Nieuwe omstandigheden vragen om een nieuwe aanpak. Deze omstandigheden kunnen worden benaderd als een bedreiging of als een kans. In het eerste geval is het vanzelfsprekend dat er door een aantal (kleine) aanpassingen een (tijdelijke) oplossing wordt gevonden, tot de volgende verandering zich aandient. In het tweede geval zijn deze nieuwe omstandigheden een kans om structureel na te denken over de handelswijze van een bedrijf/organisatie. Nu is dus het moment om niet enkel bij te sturen, maar koers te wijzigen naar de toekomst!
Dit leidt bij veel (commerciële) bedrijven tot inzichten en vernieuwende organisatiemodellen, verdienmodellen, communicatiestrategieen en vruchtbare samenwerkingen tussen verschillende partners (al dan niet in dezelfde brache).
In het algemeen mist de Jongerenraad een link met de maatschappij bij de activiteiten. Vanzelfsprekend focust een activiteit zich op de doelgroep, maar gezien de veranderingen (de zogenoemde ‘draaiknoppen’) i.c.m. de doelstellingen van deze opdracht is een samenwerking/ actief betrekken van de omgeving een must. Hiermee is niet gezegd dat iedere activiteit een verkapt participatieproject moet worden, waarbij de doelgroep erbij inschiet. Maar bijvoorbeeld wel dat de relevantie en resultaten gedeeld moeten worden met de omgeving. Hierdoor kan een draagvlak van zichtbaarheid en begrip worden gecreëerd dat de informele netwerken kan ondersteunen.
Jongeren @ Work
Initiatieven zoals J@W worden door het hele land op poten gezet met resultaat. Komende periode worden de verbindingen versterkt, maar wat JRM graag nog zou willen zien is dat er wordt gekeken naar de landelijke initiatieven (wat daar goed/fout gaat) en succesverhalen.
Zwerfjongeren
Om u van goed advies te kunnen voorzien hebben we gesproken met een ex-zwerfjongere (Sven Esser) en zijn verhaal/kijk gevraagd. Samengevat waren er 2 valkuilen, de opvang en het inkomen. Hoewel opvanghuizen naar behoren werken, kan de groepsdynamiek ook negatievere effecten met zich meebrengen. Een alternatief zou zijn een aantal ‘studenten’kamers waar de begeleiding regelmatig langs komt, ondersteund met gemeenschappelijke ontmoetingsplaatsen (wellicht een nieuwe invulling van de buurthuizen). Dit zodat er persoonlijker gewerkt kan worden en makkelijker aansluiting kan worden gevonden bij de buurt (die denkt: “het is er maar eentje in plaats van een heel huis vol”).

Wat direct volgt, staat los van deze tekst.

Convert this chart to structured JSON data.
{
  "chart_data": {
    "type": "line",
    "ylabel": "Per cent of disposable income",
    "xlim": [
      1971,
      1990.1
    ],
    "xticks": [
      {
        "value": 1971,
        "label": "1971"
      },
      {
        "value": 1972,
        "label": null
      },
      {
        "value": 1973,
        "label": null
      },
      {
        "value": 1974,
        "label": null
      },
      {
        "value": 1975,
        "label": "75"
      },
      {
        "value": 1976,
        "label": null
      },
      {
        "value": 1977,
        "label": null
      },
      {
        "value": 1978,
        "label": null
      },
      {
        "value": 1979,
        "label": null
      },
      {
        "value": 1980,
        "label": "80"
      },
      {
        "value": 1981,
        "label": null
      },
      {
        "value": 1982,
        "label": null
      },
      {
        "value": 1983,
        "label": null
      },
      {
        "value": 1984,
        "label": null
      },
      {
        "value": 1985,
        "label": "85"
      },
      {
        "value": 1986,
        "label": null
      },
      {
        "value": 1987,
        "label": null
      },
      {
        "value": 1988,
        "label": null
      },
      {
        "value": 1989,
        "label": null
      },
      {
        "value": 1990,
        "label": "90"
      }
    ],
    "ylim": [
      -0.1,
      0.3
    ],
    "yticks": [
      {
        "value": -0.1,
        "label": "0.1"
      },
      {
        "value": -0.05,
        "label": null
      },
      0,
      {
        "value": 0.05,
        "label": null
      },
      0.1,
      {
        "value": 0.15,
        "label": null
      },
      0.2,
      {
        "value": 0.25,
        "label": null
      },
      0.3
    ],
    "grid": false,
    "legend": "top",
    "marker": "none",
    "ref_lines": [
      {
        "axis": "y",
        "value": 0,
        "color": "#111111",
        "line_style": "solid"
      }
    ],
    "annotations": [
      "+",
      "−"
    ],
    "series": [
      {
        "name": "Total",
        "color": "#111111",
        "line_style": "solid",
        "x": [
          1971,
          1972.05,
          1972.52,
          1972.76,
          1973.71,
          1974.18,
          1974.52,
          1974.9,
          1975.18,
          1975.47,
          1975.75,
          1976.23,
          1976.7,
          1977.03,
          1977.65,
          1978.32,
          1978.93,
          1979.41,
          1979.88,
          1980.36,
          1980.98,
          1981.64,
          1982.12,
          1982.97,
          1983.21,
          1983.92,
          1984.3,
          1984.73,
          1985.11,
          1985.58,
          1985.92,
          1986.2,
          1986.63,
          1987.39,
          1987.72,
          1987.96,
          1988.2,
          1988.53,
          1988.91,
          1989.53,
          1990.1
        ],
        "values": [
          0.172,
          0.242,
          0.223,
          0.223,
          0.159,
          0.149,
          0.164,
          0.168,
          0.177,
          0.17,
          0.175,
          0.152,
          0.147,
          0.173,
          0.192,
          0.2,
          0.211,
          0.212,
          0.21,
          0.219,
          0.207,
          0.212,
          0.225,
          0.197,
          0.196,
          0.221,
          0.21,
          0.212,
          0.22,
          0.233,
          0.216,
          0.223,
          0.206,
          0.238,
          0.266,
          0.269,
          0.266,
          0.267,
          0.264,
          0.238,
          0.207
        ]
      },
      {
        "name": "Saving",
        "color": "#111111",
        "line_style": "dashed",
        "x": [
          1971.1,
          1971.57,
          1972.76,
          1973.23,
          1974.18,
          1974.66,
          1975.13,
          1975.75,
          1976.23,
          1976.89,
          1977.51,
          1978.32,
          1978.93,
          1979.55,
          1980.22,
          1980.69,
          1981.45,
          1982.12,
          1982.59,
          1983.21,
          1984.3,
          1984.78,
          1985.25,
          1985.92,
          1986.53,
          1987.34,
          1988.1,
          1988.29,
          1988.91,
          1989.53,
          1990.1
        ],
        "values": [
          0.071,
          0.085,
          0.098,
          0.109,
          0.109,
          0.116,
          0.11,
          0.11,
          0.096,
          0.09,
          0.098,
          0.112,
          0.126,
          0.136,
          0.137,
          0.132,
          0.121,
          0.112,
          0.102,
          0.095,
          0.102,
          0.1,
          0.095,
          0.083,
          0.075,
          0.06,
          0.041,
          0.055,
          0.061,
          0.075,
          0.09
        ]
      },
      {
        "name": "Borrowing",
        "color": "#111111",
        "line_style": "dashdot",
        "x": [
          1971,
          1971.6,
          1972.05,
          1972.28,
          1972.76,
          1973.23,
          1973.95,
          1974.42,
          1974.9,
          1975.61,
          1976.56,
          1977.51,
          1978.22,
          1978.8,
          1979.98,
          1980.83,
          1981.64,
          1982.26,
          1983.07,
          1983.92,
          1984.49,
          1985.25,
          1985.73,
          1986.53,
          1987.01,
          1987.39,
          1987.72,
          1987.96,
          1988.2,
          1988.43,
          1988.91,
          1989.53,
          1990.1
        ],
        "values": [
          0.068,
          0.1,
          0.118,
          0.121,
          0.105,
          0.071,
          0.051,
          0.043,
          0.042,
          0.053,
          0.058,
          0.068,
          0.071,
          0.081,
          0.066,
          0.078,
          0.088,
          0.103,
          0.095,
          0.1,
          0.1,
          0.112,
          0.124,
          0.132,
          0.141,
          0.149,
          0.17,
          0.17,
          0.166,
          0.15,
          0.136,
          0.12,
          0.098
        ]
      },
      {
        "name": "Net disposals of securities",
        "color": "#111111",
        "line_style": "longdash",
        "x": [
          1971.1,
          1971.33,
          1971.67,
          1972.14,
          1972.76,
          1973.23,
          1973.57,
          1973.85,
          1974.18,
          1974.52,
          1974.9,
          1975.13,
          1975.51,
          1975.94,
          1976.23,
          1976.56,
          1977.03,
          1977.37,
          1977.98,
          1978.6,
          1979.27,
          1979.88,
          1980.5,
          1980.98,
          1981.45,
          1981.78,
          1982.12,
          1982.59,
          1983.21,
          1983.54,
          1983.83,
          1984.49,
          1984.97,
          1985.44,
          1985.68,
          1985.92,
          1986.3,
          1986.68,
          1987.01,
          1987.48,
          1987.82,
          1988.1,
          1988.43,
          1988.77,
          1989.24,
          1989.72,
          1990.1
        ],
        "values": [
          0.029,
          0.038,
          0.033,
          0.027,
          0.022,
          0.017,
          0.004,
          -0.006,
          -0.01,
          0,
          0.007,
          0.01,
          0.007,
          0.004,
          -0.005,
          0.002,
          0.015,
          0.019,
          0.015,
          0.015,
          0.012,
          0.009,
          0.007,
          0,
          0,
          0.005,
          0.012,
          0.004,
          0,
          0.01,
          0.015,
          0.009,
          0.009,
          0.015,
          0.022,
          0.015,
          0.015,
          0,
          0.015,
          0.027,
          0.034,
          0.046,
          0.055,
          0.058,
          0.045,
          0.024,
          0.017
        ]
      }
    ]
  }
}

Wat betreft inkomen wordt er nu gezorgd voor een uitkering, maar dit moet slechts tijdelijk middel zijn en geen oplossing. Inkomen is dus pas voldaan bij een vaste baan/aanstelling. Hiervoor is vereist dat jongeren andere nazorg krijgen waar de focus ligt op een ‘eerlijke start’. Dit door te motiveren en de jongeren in hun kracht te zetten (niet werken om te werken, maar werk dat aanspreekt – jongeren moeten nog minstens 40 jaar werken).
Dit verhaal pleit tussen de regels voor een betere samenwerking tussen de verschillende activiteiten (vb. J@W en initiatieven zoal Emmaus).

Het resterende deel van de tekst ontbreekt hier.